There have been other high-profile defections as well. The Financial Times yanked its iPhone and iPad apps from the App Store. Epic Games -- the publisher of video game phenomenon Fortnite -- has taken that a step further, launching its own app store in December and charging developers just 12% in an effort to siphon off business from its well-heeled competitors.
Some users have taken exception to Apple's app cut as well. A group of customers sued Apple in 2011, charging that the App Store is a monopoly. In late November, the case reached the U.S. Supreme Court to decide whether customers or app developers have standing in the suit, which could still drag on for a number of years.
What this means to Apple investors
While this might sound like Apple is in dire straits, that likely isn't the case. For most developers, the value proposition is simply too compelling when it comes to having their apps found and ultimately downloaded. While companies like Netflix and Spotify have sufficient name recognition and user demand to make a go of it without Apple, most smaller developers simply don't have that option.
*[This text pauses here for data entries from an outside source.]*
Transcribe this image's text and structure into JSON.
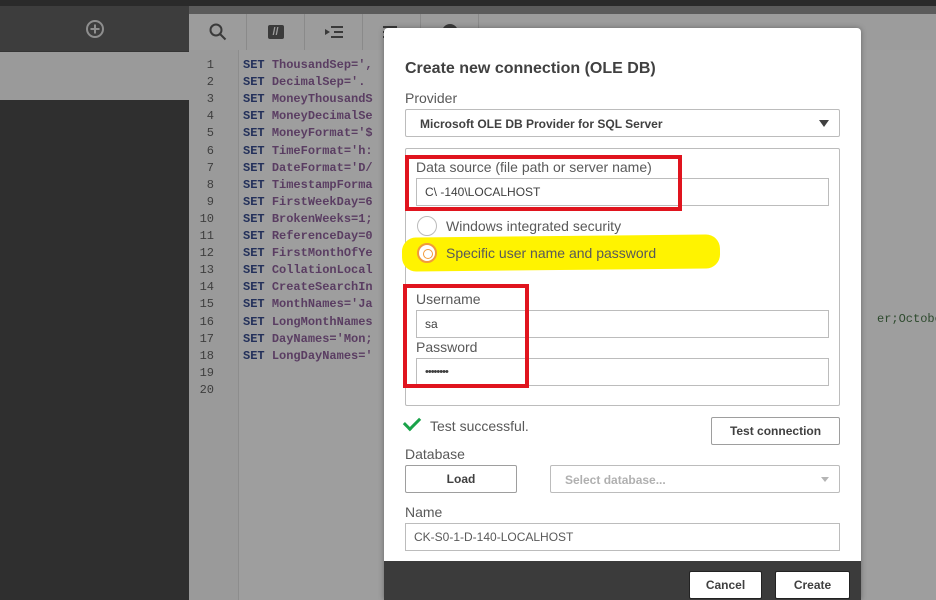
{
  "toolbar": {
    "icons": [
      "search-icon",
      "comment-toggle-icon",
      "indent-icon",
      "outdent-icon",
      "help-icon"
    ],
    "comment_glyph": "//"
  },
  "editor": {
    "line_numbers": [
      "1",
      "2",
      "3",
      "4",
      "5",
      "6",
      "7",
      "8",
      "9",
      "10",
      "11",
      "12",
      "13",
      "14",
      "15",
      "16",
      "17",
      "18",
      "19",
      "20"
    ],
    "lines": [
      {
        "kw": "SET",
        "text": "ThousandSep=',"
      },
      {
        "kw": "SET",
        "text": "DecimalSep='."
      },
      {
        "kw": "SET",
        "text": "MoneyThousandS"
      },
      {
        "kw": "SET",
        "text": "MoneyDecimalSe"
      },
      {
        "kw": "SET",
        "text": "MoneyFormat='$"
      },
      {
        "kw": "SET",
        "text": "TimeFormat='h:"
      },
      {
        "kw": "SET",
        "text": "DateFormat='D/"
      },
      {
        "kw": "SET",
        "text": "TimestampForma"
      },
      {
        "kw": "SET",
        "text": "FirstWeekDay=6"
      },
      {
        "kw": "SET",
        "text": "BrokenWeeks=1;"
      },
      {
        "kw": "SET",
        "text": "ReferenceDay=0"
      },
      {
        "kw": "SET",
        "text": "FirstMonthOfYe"
      },
      {
        "kw": "SET",
        "text": "CollationLocal"
      },
      {
        "kw": "SET",
        "text": "CreateSearchIn"
      },
      {
        "kw": "SET",
        "text": "MonthNames='Ja"
      },
      {
        "kw": "SET",
        "text": "LongMonthNames"
      },
      {
        "kw": "SET",
        "text": "DayNames='Mon;"
      },
      {
        "kw": "SET",
        "text": "LongDayNames='"
      }
    ],
    "line16_tail": "er;October"
  },
  "dialog": {
    "title": "Create new connection (OLE DB)",
    "provider_label": "Provider",
    "provider_value": "Microsoft OLE DB Provider for SQL Server",
    "datasource_label": "Data source (file path or server name)",
    "datasource_value": "C\\              -140\\LOCALHOST",
    "auth_options": [
      {
        "label": "Windows integrated security",
        "selected": false
      },
      {
        "label": "Specific user name and password",
        "selected": true
      }
    ],
    "username_label": "Username",
    "username_value": "sa",
    "password_label": "Password",
    "password_value": "••••••••",
    "test_status": "Test successful.",
    "test_button": "Test connection",
    "database_label": "Database",
    "load_button": "Load",
    "database_placeholder": "Select database...",
    "name_label": "Name",
    "name_value": "CK-S0-1-D-140-LOCALHOST",
    "cancel_button": "Cancel",
    "create_button": "Create"
  },
  "colors": {
    "accent_radio": "#f29a3a",
    "success": "#1aa34a",
    "annotation_red": "#e0141e",
    "annotation_yellow": "#fff300"
  }
}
Munster ran the numbers and believes the financial impact to Apple will be minimal, totaling about 0.07% of its revenue and 0.14% of its profits -- particularly since this only applies to new Netflix subscribers. To put that into perspective, that would equal just $44 million in sales and less than $20 million in profits in Apple's most recent quarter, which generated nearly $63 billion in sales and $14 billion in profits.